Now, a House-Senate conference committee must agree on a compromise bill acceptable to both houses. But there's a chance the committee will fail to deliver a compromise because senators are dug in on support of the Class B stores and representatives are dug in on support of the distributors.

Like S.C. representatives, we think the state should create a real liquor-delivery market rather than perpetuate the Class B liquor-store oligopoly that came into being during the minibottle years. The ideal compromise would give drinking-establishment owners maximum flexibility to decide which liquors they buy and from whom.

The House conferees, led by Rep. Bill Cotty, R-Columbia, who wrote the House bill, should push hard for their position on this issue - but not so hard that the conference committee fails to produce a bill.

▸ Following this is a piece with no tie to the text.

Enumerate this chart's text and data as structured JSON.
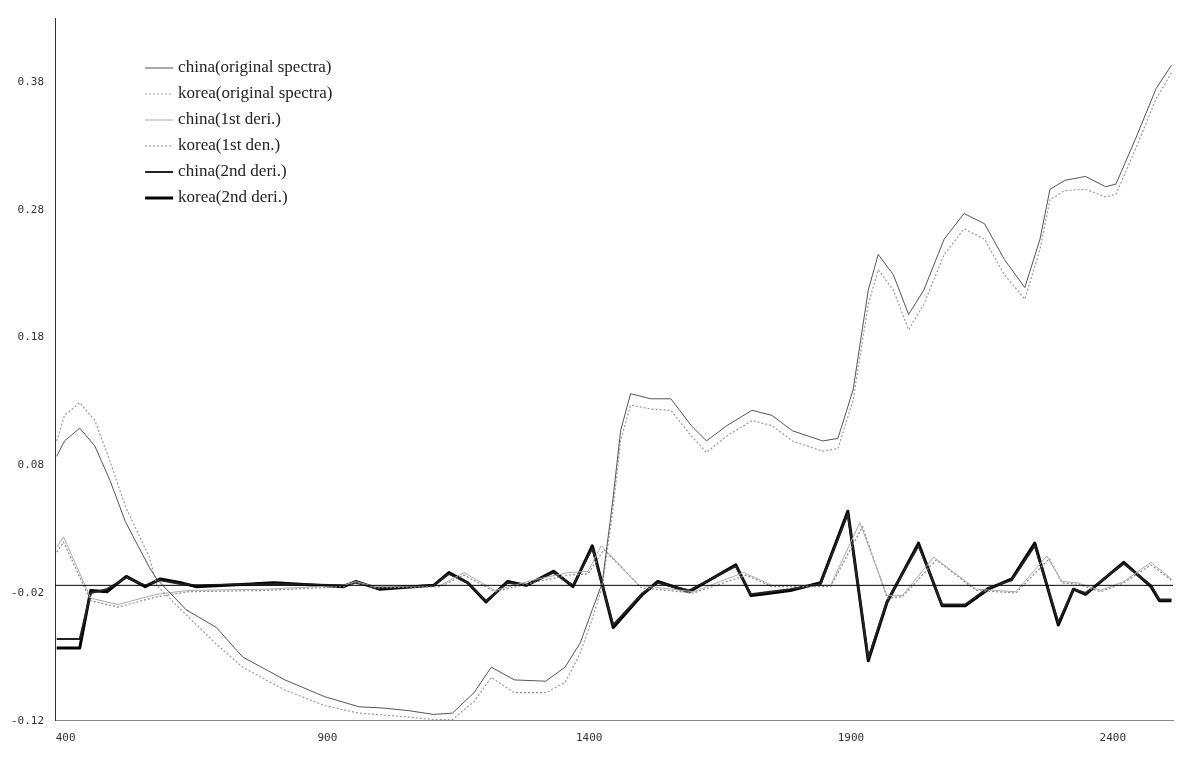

There's a lot more at stake here than who profits most in the brave new world of free-poured drinks. That world - if it ever arrives - will be safer for motorists because bartenders no longer will be delivering 1.7-ounce liquor jolts with every minibottle they sell. In a free-pour environment, there will be fewer inebriated drivers on the road - a blessing for residents of our communities and other S.C. tourism venues.

A free-pour also would be incrementally less unfriendly to the environment. Big liquor bottles can be recycled via glass-crushing machines. Minibottles can't and generally go to the dump.

It would be better, then, for legislators to produce a flawed bill that grants the lucrative new drinking-establishment-delivery market exclusively to the Class B stores than to let the matter lag until next year's legislative session. It's bad enough the voters' wish to end the S.C. Constitution's minibottle mandate, as expressed in November, must wait until 2006 for fulfillment. To make voters wait even longer would be an outrage.